In the year 1808, the inhabitants of Great Paxton, a village of Huntingdonshire, in England, within sixty miles of London, rose in a body, attacked the house of an humble, and, so far as appears, inoffensive and estimable woman, named Ann Izard, suspected of bewitching three young females,—Alice Brown, Fanny Amey, and Mary Fox,—dragged her out of her bed into the fields, pierced her arms and body with pins, and tore her flesh with their nails, until she was covered with blood. They committed the same barbarous outrage upon her again, a short time afterwards; and would have subjected her to the water ordeal, had she not found means to fly from that part of the country.
The writer of the article “Witchcraft,” in Rees’s “Cyclopaedia,” gravely maintains the doctrine of “ocular fascination.”
Prosecutions for witchcraft are stated to have occurred, in the first half of the present century, in some of the interior districts of our Southern States. The civilized world is even yet full of necromancers and thaumaturgists of every kind. The science of “palmistry” is still practised by many a muttering vagrant; and perhaps some in this neighborhood remember when, in the days of their youthful fancy, they held out their hands, that their future fortunes might be read in the lines of their palms, and their wild and giddy curiosity and anxious affections be gratified by information respecting wedding-day or absent lover.

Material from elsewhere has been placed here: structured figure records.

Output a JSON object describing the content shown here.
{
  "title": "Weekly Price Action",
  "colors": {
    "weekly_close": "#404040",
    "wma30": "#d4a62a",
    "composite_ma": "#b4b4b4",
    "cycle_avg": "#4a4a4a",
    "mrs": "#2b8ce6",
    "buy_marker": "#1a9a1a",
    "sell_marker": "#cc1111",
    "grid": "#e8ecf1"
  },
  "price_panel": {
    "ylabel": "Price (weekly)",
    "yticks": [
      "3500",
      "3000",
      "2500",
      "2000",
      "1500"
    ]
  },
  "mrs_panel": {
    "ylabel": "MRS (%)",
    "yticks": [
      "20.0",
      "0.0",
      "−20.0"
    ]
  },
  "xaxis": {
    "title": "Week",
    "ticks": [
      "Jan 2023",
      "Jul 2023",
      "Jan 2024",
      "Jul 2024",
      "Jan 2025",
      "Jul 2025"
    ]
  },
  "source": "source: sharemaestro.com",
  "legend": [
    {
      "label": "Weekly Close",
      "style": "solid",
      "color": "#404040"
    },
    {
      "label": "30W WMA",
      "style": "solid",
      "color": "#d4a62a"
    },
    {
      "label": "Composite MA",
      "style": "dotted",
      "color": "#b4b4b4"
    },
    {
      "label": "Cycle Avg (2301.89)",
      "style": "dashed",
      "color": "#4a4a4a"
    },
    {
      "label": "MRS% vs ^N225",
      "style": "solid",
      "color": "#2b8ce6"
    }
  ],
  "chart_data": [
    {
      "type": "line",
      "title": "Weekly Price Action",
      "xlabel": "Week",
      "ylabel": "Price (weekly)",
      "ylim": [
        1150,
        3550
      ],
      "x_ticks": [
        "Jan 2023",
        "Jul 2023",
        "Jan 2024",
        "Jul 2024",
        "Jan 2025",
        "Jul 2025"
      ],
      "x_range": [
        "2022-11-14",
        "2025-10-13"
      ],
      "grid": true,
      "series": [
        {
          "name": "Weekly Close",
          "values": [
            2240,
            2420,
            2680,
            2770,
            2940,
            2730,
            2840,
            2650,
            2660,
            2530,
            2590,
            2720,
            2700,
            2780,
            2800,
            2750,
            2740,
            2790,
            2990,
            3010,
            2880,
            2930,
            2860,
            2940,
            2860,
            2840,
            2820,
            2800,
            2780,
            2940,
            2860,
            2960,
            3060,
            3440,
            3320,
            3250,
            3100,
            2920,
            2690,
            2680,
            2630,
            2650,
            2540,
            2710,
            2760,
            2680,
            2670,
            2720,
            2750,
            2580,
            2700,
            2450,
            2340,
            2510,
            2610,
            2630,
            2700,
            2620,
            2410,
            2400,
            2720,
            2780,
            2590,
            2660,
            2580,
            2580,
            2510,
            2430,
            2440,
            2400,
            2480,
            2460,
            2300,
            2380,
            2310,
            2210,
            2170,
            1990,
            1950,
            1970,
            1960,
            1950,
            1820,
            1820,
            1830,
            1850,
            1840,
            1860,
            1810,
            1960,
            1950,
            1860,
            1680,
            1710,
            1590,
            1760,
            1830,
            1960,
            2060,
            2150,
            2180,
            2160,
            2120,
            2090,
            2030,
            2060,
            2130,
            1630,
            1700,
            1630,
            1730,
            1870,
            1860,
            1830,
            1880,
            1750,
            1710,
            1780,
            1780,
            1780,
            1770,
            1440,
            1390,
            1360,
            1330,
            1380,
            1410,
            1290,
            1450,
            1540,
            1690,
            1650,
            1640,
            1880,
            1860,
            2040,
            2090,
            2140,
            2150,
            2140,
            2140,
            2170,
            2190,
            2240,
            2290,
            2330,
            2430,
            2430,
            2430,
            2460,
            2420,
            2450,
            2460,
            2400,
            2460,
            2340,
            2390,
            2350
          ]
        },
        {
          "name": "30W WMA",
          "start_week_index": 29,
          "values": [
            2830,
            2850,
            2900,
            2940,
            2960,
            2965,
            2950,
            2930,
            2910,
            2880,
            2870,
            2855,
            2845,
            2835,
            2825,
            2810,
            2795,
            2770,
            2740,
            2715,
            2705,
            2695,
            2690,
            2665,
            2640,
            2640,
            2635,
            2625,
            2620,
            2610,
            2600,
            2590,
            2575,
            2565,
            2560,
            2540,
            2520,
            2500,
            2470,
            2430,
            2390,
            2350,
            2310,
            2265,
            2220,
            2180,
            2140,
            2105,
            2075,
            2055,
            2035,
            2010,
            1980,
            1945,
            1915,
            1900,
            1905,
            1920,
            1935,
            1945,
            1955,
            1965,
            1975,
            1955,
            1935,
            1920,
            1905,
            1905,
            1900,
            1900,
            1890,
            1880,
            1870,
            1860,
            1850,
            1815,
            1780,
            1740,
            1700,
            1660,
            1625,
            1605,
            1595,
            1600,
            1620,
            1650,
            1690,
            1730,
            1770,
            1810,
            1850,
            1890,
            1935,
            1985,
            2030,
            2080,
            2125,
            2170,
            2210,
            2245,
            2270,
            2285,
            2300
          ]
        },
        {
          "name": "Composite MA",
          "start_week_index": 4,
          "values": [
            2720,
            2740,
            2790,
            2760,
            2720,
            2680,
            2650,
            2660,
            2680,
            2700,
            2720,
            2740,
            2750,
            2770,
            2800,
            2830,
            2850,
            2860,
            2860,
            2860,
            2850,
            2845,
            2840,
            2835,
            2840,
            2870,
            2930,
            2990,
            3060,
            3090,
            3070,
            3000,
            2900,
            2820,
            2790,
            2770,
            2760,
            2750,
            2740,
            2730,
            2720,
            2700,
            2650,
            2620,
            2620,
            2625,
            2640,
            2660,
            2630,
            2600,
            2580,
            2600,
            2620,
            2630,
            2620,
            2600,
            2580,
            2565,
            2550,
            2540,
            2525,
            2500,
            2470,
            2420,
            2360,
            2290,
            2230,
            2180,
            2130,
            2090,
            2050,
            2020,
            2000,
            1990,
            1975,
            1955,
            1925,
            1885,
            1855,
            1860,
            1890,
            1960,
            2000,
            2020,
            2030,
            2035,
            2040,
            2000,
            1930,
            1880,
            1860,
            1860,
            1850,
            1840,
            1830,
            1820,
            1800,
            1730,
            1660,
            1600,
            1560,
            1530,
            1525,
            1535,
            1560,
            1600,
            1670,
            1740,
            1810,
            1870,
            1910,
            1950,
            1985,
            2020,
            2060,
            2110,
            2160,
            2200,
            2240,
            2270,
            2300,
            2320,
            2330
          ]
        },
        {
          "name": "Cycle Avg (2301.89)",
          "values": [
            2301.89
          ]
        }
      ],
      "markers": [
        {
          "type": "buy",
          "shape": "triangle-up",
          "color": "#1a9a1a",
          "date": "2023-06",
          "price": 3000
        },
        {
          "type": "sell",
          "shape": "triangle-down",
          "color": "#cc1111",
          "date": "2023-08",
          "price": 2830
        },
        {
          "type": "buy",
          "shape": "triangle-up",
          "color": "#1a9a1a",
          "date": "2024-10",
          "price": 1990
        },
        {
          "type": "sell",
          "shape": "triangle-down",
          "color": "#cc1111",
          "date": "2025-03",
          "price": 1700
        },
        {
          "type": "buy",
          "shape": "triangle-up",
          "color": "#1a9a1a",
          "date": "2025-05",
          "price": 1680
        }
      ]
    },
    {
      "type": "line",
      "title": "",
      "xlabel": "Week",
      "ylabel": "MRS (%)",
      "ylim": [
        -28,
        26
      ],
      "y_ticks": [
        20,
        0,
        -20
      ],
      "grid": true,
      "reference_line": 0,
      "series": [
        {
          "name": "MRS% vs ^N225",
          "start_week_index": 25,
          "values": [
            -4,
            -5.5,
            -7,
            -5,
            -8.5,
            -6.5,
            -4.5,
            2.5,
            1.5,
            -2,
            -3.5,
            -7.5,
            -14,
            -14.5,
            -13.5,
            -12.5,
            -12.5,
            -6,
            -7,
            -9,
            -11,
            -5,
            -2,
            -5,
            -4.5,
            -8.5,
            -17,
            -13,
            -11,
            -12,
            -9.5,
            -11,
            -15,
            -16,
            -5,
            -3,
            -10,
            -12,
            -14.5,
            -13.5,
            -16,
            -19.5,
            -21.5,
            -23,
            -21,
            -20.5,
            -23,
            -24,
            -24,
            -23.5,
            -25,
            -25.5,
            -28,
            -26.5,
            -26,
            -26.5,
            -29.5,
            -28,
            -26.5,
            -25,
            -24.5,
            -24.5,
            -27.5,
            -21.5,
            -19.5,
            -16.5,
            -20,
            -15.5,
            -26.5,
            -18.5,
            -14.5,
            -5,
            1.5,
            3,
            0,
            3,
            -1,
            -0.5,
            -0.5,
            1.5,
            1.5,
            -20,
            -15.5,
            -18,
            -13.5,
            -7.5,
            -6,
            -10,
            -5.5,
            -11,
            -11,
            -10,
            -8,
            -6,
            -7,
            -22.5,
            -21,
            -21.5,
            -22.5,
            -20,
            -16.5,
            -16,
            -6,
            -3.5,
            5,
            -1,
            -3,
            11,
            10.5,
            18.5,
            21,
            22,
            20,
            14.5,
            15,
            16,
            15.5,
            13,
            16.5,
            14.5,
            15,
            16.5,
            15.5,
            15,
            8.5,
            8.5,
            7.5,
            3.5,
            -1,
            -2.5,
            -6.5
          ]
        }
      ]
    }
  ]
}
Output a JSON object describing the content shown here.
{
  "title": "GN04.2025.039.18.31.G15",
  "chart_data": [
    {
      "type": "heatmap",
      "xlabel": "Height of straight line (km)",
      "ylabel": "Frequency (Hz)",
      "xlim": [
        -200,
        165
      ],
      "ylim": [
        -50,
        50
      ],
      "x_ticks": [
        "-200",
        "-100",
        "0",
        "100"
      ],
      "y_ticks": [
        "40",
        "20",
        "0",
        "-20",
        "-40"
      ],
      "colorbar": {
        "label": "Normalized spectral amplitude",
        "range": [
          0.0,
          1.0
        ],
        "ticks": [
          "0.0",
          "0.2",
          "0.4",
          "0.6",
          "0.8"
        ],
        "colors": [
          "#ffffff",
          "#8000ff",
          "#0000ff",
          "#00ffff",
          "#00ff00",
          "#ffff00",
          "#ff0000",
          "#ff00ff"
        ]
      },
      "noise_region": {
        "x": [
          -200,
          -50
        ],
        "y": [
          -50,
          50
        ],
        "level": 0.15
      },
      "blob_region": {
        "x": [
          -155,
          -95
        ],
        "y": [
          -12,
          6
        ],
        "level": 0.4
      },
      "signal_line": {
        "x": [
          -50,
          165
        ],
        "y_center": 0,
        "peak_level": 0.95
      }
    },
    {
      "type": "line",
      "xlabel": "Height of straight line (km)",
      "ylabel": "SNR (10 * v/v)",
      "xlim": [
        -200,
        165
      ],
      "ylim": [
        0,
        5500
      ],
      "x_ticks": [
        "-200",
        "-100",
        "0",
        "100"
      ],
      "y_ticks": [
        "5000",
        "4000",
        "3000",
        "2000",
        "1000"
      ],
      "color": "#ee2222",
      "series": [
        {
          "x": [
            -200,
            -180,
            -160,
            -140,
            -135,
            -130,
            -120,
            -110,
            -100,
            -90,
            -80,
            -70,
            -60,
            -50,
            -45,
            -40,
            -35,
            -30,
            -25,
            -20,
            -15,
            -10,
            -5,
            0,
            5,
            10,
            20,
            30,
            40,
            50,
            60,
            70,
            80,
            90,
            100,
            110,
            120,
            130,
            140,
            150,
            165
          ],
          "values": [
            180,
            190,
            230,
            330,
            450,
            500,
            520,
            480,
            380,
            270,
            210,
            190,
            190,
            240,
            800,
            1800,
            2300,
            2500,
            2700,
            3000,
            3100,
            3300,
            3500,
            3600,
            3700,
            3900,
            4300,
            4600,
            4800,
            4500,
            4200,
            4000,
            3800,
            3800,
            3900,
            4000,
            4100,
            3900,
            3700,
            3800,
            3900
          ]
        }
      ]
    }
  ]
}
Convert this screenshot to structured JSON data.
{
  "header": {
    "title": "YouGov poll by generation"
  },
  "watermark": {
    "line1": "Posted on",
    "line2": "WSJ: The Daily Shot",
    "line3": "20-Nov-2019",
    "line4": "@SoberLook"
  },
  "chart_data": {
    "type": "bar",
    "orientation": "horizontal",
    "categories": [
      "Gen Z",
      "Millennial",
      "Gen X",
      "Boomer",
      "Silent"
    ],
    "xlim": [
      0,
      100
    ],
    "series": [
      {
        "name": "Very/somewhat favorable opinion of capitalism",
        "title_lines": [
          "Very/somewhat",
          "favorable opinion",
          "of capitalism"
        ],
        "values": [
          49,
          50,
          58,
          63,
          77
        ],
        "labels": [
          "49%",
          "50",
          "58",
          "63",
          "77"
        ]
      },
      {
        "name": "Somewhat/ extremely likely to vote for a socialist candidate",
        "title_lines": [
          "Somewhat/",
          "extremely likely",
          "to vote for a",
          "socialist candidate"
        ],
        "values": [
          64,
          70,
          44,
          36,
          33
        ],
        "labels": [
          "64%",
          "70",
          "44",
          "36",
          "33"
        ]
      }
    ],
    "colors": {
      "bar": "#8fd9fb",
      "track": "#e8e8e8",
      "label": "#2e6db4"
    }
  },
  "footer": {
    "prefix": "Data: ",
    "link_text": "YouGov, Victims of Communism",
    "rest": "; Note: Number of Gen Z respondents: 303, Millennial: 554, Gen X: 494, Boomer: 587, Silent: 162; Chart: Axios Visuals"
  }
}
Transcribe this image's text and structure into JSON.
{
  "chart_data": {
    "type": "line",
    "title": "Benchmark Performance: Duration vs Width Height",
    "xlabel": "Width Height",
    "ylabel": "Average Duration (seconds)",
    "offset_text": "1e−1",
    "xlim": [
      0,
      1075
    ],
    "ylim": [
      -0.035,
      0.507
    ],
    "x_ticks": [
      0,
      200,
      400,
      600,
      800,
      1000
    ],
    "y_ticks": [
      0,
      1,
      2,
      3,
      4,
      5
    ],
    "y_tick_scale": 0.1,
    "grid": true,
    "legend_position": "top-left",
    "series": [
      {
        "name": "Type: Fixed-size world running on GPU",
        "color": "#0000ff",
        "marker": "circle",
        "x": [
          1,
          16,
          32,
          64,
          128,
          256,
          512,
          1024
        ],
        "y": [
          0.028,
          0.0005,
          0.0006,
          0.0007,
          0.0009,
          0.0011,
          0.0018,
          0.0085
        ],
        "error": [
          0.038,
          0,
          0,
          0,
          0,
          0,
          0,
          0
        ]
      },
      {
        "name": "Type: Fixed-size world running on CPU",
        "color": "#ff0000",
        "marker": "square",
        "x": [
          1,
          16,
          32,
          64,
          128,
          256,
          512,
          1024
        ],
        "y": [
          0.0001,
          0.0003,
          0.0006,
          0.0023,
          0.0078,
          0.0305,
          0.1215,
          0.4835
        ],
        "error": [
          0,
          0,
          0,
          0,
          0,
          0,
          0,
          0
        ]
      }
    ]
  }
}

The most celebrated fortune-teller, perhaps, that ever lived, resided in an adjoining town. The character of “Moll Pitcher” is familiarly known in all parts of the commercial world. She died in 1813. Her place of abode was beneath the projecting and elevated summit of High Rock, in Lynn, and commanded a view of the wild and indented coast of Marblehead, of the extended and resounding beaches of Lynn and Chelsea, of Nahant Rocks, of the vessels and islands of Boston’s beautiful bay, and of its remote southern shore. She derived her mysterious gifts by inheritance, her grandfather having practised them before in Marblehead. Sailors, merchants, and adventurers of every kind, visited her residence, and placed confidence in her predictions. People came from great distances to learn the fate of missing friends, or recover the possession of lost goods; while the young of both sexes, impatient of the tardy pace of time, and burning with curiosity to discern the secrets of futurity, availed themselves of every opportunity to visit her lowly dwelling, and hear from her prophetic lips the revelation of the most tender incidents and important events of their coming lives. She read the future, and traced what to mere mortal eyes were the mysteries of the present or the past, in the arrangement and aspect of the grounds or settlings of a cup of tea or coffee. Her name has everywhere become the generic title of fortune-tellers, and occupies a conspicuous place in the legends and ballads of popular superstition. Her renown has gone abroad to the farthest regions, and her memory will be perpetuated in the annals of credulity and imposture. An air of romance is breathed around the scenes where she practised her mystic art, the interest and charm of which will increase as the lapse of time removes her history back towards the dimness of the distant past.